The township's settlement pattern changed considerably in 1847, the same year the state capital was moved to Lansing Township. It was found that the town was never formally platted, and thus did not legally exist, preventing the settlement's residents from obtaining deeds to their properties. Subsequently, the town was abandoned and few traces remain of its existence today. In 1877, residents constructed a township hall on one-quarter of an acre of Ingham County's "poor farm" that served as the township hall until 1959 when a new one was constructed at 2021 West Holt Road.

In 1998, 2008, and 2013, the township entered into PA 425 Agreements, which conditionally transferred hundreds of acres of territory in the north-central part of the township to the city of Lansing to retain and expand the headquarters of Jackson National Life Insurance.

==Geography==
According to the United States Census Bureau, the township has a total area of 35.77 sqmi, of which 35.60 sqmi is land and 0.17 sqmi (0.48%) is water.

Sycamore Creek flows northward through the western part of the township. The eastern boundary of the township is the Michigan meridian used in the survey of Michigan.

==Demographics==
As of the census of 2000, there were 3,498 people, 1,115 households, and 877 families residing in the township. The population density was 98.4 PD/sqmi. There were 1,154 housing units at an average density of 32.5 /sqmi. The racial makeup of the township was 89.82% White, 6.15% African American, 0.63% Native American, 1.40% Asian, 0.06% Pacific Islander, 0.86% from other races, and 1.09% from two or more races. Hispanic or Latino of any race were 2.37% of the population.
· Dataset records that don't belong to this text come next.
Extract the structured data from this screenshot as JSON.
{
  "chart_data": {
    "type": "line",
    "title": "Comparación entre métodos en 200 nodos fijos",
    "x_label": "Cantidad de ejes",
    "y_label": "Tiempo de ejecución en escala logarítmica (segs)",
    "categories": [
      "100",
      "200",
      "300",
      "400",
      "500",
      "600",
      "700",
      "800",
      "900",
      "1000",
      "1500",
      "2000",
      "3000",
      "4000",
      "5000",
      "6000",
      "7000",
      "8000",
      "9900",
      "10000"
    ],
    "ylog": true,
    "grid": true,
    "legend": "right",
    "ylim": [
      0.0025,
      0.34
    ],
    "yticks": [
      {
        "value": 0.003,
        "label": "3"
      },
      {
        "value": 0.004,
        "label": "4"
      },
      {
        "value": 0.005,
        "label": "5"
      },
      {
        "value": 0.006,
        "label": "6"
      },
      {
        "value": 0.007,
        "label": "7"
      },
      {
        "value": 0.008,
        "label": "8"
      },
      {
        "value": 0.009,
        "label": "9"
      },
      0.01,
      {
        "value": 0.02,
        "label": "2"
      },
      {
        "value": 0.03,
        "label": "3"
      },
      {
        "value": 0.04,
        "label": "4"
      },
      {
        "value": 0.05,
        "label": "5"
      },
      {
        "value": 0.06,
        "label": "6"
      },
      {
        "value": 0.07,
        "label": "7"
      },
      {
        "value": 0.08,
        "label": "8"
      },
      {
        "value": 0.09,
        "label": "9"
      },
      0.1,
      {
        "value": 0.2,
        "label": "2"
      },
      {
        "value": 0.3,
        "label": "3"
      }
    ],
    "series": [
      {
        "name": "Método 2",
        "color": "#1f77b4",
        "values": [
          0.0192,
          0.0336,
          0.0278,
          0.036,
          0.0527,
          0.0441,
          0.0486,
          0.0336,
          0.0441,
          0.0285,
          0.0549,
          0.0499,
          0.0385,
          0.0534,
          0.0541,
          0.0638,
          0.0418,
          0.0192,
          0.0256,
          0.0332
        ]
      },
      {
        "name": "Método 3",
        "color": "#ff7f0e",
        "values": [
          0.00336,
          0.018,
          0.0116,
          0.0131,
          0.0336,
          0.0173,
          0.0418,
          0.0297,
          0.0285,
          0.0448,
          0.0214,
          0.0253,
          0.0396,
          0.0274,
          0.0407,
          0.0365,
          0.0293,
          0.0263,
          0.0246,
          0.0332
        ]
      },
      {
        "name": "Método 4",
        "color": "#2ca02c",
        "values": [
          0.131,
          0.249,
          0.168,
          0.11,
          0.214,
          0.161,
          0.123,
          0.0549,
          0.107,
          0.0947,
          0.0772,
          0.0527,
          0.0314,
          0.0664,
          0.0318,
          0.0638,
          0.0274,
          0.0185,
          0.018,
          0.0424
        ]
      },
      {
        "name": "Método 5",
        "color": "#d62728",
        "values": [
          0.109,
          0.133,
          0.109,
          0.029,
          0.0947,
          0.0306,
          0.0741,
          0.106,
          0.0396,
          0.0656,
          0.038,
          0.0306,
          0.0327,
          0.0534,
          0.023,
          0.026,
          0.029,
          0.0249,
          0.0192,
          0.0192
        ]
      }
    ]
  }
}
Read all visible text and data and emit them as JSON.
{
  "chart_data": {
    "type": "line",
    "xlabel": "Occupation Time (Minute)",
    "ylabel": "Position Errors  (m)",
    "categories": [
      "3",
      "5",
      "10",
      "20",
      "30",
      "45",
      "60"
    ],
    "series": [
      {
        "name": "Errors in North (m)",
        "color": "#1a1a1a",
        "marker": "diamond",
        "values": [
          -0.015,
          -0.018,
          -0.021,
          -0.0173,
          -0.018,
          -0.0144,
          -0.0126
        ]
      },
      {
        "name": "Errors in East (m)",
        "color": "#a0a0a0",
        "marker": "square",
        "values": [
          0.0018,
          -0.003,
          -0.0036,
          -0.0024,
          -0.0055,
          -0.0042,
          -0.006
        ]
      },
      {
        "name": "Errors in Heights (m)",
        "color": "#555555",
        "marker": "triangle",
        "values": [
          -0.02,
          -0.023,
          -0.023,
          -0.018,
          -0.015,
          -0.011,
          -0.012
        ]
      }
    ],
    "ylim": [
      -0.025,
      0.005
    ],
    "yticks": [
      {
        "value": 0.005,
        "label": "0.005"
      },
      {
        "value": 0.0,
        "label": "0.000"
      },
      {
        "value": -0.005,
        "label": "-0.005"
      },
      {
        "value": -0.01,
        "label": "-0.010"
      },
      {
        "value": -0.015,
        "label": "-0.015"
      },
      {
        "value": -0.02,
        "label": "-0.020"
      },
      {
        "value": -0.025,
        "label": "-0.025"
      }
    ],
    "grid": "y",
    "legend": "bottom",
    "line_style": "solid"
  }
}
There were 1,115 households, out of which 32.8% had children under the age of 18 living with them, 71.3% were married couples living together, 4.7% had a female householder with no husband present, and 21.3% were non-families. 17.2% of all households were made up of individuals, and 6.5% had someone living alone who was 65 years of age or older. The average household size was 2.71 and the average family size was 3.05.

In the township, the population was spread out, with 21.7% under the age of 18, 9.9% from 18 to 24, 28.9% from 25 to 44, 28.5% from 45 to 64, and 11.0% who were 65 years of age or older. The median age was 39 years. For every 100 females, there were 123.7 males. For every 100 females age 18 and over, there were 130.4 males.

The median income for a household in the township was $64,680, and the median income for a family was $69,261. Males had a median income of $52,500 versus $35,028 for females. The per capita income for the township was $24,048. About 1.9% of families and 5.2% of the population were below the poverty line, including 5.2% of those under age 18 and 7.4% of those aged 65 or over.

The 2000 Census was erroneously found to have included population in the nearby city of Mason within the boundaries of the township. Mason launched a successful census challenge putting the revised population of the township at 3,048 for the 2000 Census.

==Education==
Most of the township is in Mason Public Schools. Parts of the township are in Okemos Public Schools and Williamston Community Schools.

Parts of Michigan State University extend into this township. The land includes the Poultry Teaching and Research Center as well as the Tree Research Center In 2024 the MSU board of trustees agreed to buy 92 acre of land in the township so the university's Dairy Cattle Teaching and Research Facility can use it.